In general, it is important to identify the level of customization your service requires compared to a turnkey solution that can be implemented quickly. It is critical for transportation organizations and agencies to regularly communicate with the technology vendors to share their priorities and represent customer needs. When procuring a SaaS solution, it is important to have these discussions upfront with the technology vendor, ask for demonstrations of their work, and check references. This will, in turn, lead to a more inclusive and customizable design. Spare is engaged in this effort and continues to work with the project team to find the right mix and use of technology.
While this grant project officially ends at the end of July 2022, Spare is under contract for an additional year and CPACS hopes to implement the rider-facing app and on-demand service. They would like to take a very slow, phased, and intentional approach to going live to ensure they do not receive an influx of inquiries that they cannot fulfill.
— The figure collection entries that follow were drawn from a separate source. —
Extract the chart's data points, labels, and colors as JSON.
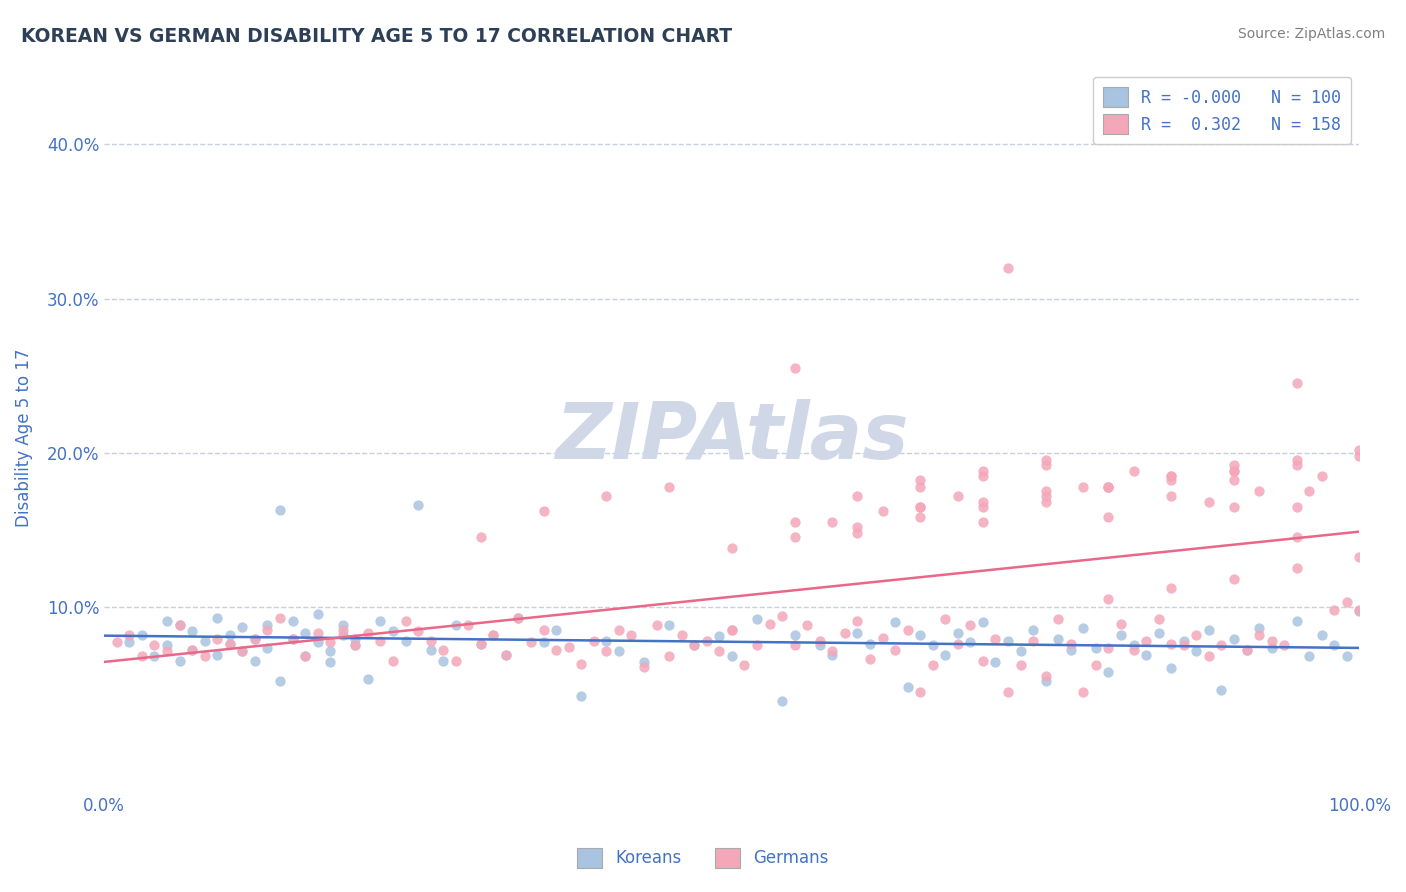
{
  "title": "KOREAN VS GERMAN DISABILITY AGE 5 TO 17 CORRELATION CHART",
  "source_text": "Source: ZipAtlas.com",
  "xlabel": "",
  "ylabel": "Disability Age 5 to 17",
  "xlim": [
    0.0,
    1.0
  ],
  "ylim": [
    -0.02,
    0.44
  ],
  "x_tick_labels": [
    "0.0%",
    "100.0%"
  ],
  "y_tick_labels": [
    "10.0%",
    "20.0%",
    "30.0%",
    "40.0%"
  ],
  "y_tick_values": [
    0.1,
    0.2,
    0.3,
    0.4
  ],
  "legend_r_korean": "-0.000",
  "legend_n_korean": "100",
  "legend_r_german": "0.302",
  "legend_n_german": "158",
  "korean_color": "#a8c4e0",
  "german_color": "#f4a7b9",
  "korean_line_color": "#4472c4",
  "german_line_color": "#e8688a",
  "title_color": "#2E4057",
  "axis_color": "#4472c4",
  "watermark_color": "#d0d8e8",
  "background_color": "#ffffff",
  "grid_color": "#c8d0e0",
  "seed": 42,
  "korean_scatter_x": [
    0.02,
    0.03,
    0.04,
    0.05,
    0.05,
    0.06,
    0.06,
    0.07,
    0.07,
    0.08,
    0.09,
    0.09,
    0.1,
    0.1,
    0.11,
    0.11,
    0.12,
    0.12,
    0.13,
    0.13,
    0.14,
    0.14,
    0.15,
    0.15,
    0.16,
    0.16,
    0.17,
    0.17,
    0.18,
    0.18,
    0.19,
    0.19,
    0.2,
    0.2,
    0.21,
    0.22,
    0.23,
    0.24,
    0.25,
    0.26,
    0.27,
    0.28,
    0.3,
    0.31,
    0.32,
    0.33,
    0.35,
    0.36,
    0.38,
    0.4,
    0.41,
    0.43,
    0.45,
    0.47,
    0.49,
    0.5,
    0.52,
    0.54,
    0.55,
    0.57,
    0.58,
    0.6,
    0.61,
    0.63,
    0.64,
    0.65,
    0.66,
    0.67,
    0.68,
    0.69,
    0.7,
    0.71,
    0.72,
    0.73,
    0.74,
    0.75,
    0.76,
    0.77,
    0.78,
    0.79,
    0.8,
    0.81,
    0.82,
    0.83,
    0.84,
    0.85,
    0.86,
    0.87,
    0.88,
    0.89,
    0.9,
    0.91,
    0.92,
    0.93,
    0.95,
    0.96,
    0.97,
    0.98,
    0.99,
    1.0
  ],
  "korean_scatter_y": [
    0.077,
    0.082,
    0.068,
    0.075,
    0.091,
    0.065,
    0.088,
    0.072,
    0.084,
    0.078,
    0.069,
    0.093,
    0.076,
    0.082,
    0.071,
    0.087,
    0.079,
    0.065,
    0.088,
    0.073,
    0.163,
    0.052,
    0.079,
    0.091,
    0.068,
    0.083,
    0.077,
    0.095,
    0.071,
    0.064,
    0.082,
    0.088,
    0.075,
    0.079,
    0.053,
    0.091,
    0.084,
    0.078,
    0.166,
    0.072,
    0.065,
    0.088,
    0.076,
    0.082,
    0.069,
    0.093,
    0.077,
    0.085,
    0.042,
    0.078,
    0.071,
    0.064,
    0.088,
    0.075,
    0.081,
    0.068,
    0.092,
    0.039,
    0.082,
    0.075,
    0.069,
    0.083,
    0.076,
    0.09,
    0.048,
    0.082,
    0.075,
    0.069,
    0.083,
    0.077,
    0.09,
    0.064,
    0.078,
    0.071,
    0.085,
    0.052,
    0.079,
    0.072,
    0.086,
    0.073,
    0.058,
    0.082,
    0.075,
    0.069,
    0.083,
    0.06,
    0.078,
    0.071,
    0.085,
    0.046,
    0.079,
    0.072,
    0.086,
    0.073,
    0.091,
    0.068,
    0.082,
    0.075,
    0.068,
    0.097
  ],
  "german_scatter_x": [
    0.01,
    0.02,
    0.03,
    0.04,
    0.05,
    0.06,
    0.07,
    0.08,
    0.09,
    0.1,
    0.11,
    0.12,
    0.13,
    0.14,
    0.15,
    0.16,
    0.17,
    0.18,
    0.19,
    0.2,
    0.21,
    0.22,
    0.23,
    0.24,
    0.25,
    0.26,
    0.27,
    0.28,
    0.29,
    0.3,
    0.31,
    0.32,
    0.33,
    0.34,
    0.35,
    0.36,
    0.37,
    0.38,
    0.39,
    0.4,
    0.41,
    0.42,
    0.43,
    0.44,
    0.45,
    0.46,
    0.47,
    0.48,
    0.49,
    0.5,
    0.51,
    0.52,
    0.53,
    0.54,
    0.55,
    0.56,
    0.57,
    0.58,
    0.59,
    0.6,
    0.61,
    0.62,
    0.63,
    0.64,
    0.65,
    0.66,
    0.67,
    0.68,
    0.69,
    0.7,
    0.71,
    0.72,
    0.73,
    0.74,
    0.75,
    0.76,
    0.77,
    0.78,
    0.79,
    0.8,
    0.81,
    0.82,
    0.83,
    0.84,
    0.85,
    0.86,
    0.87,
    0.88,
    0.89,
    0.9,
    0.91,
    0.92,
    0.93,
    0.94,
    0.95,
    0.96,
    0.97,
    0.98,
    0.99,
    1.0,
    0.3,
    0.35,
    0.4,
    0.45,
    0.5,
    0.55,
    0.6,
    0.65,
    0.7,
    0.75,
    0.8,
    0.85,
    0.9,
    0.95,
    0.58,
    0.62,
    0.68,
    0.72,
    0.78,
    0.82,
    0.88,
    0.92,
    0.65,
    0.7,
    0.75,
    0.8,
    0.85,
    0.9,
    0.95,
    1.0,
    0.5,
    0.55,
    0.6,
    0.65,
    0.7,
    0.75,
    0.8,
    0.85,
    0.9,
    0.95,
    0.6,
    0.65,
    0.7,
    0.75,
    0.8,
    0.85,
    0.9,
    0.95,
    1.0,
    0.55,
    0.65,
    0.75,
    0.85,
    0.95,
    0.7,
    0.8,
    0.9,
    1.0
  ],
  "german_scatter_y": [
    0.077,
    0.082,
    0.068,
    0.075,
    0.071,
    0.088,
    0.072,
    0.068,
    0.079,
    0.076,
    0.071,
    0.079,
    0.085,
    0.093,
    0.079,
    0.068,
    0.083,
    0.077,
    0.085,
    0.075,
    0.083,
    0.078,
    0.065,
    0.091,
    0.084,
    0.078,
    0.072,
    0.065,
    0.088,
    0.076,
    0.082,
    0.069,
    0.093,
    0.077,
    0.085,
    0.072,
    0.074,
    0.063,
    0.078,
    0.071,
    0.085,
    0.082,
    0.061,
    0.088,
    0.068,
    0.082,
    0.075,
    0.078,
    0.071,
    0.085,
    0.062,
    0.075,
    0.089,
    0.094,
    0.075,
    0.088,
    0.078,
    0.071,
    0.083,
    0.091,
    0.066,
    0.08,
    0.072,
    0.085,
    0.045,
    0.062,
    0.092,
    0.076,
    0.088,
    0.065,
    0.079,
    0.045,
    0.062,
    0.078,
    0.055,
    0.092,
    0.076,
    0.045,
    0.062,
    0.073,
    0.089,
    0.072,
    0.078,
    0.092,
    0.076,
    0.075,
    0.082,
    0.068,
    0.075,
    0.165,
    0.072,
    0.082,
    0.078,
    0.075,
    0.245,
    0.175,
    0.185,
    0.098,
    0.103,
    0.098,
    0.145,
    0.162,
    0.172,
    0.178,
    0.085,
    0.255,
    0.148,
    0.165,
    0.155,
    0.168,
    0.178,
    0.182,
    0.188,
    0.145,
    0.155,
    0.162,
    0.172,
    0.32,
    0.178,
    0.188,
    0.168,
    0.175,
    0.182,
    0.188,
    0.195,
    0.105,
    0.112,
    0.118,
    0.125,
    0.132,
    0.138,
    0.145,
    0.152,
    0.158,
    0.165,
    0.172,
    0.178,
    0.185,
    0.192,
    0.165,
    0.172,
    0.178,
    0.185,
    0.192,
    0.158,
    0.172,
    0.182,
    0.192,
    0.202,
    0.155,
    0.165,
    0.175,
    0.185,
    0.195,
    0.168,
    0.178,
    0.188,
    0.198
  ]
}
For this reason, the project team discussed going live with CPACS Ride in two phases. Phase 1 is a Usability Study with a small group of riders. A Usability Study is a low-resource way to gain new insights and perspectives on how to improve the app and how to design community engagement activities/training sessions before the app rolls out and goes live with riders. This type of testing requires 15-20 minutes per user. It will be conducted either over Zoom (if Spare can share a high-fidelity prototype or web-based app) or in the CPACS office.
After making any corrections to the app after Phase 1, CPACS could move forward with Phase 2, an opportunity to test it in real-time with a small group of riders (~20 individuals) for a set amount of time. Each rider would be asked to provide feedback and CPACS staff can solidify the workflow before a full launch.
Ultimately, CPACS is committed to serving the critical mobility needs of their communities and hopes to leverage on-demand solutions to meet them. The project team looks forward to following CPACS on their journey to support and offer mobility for all.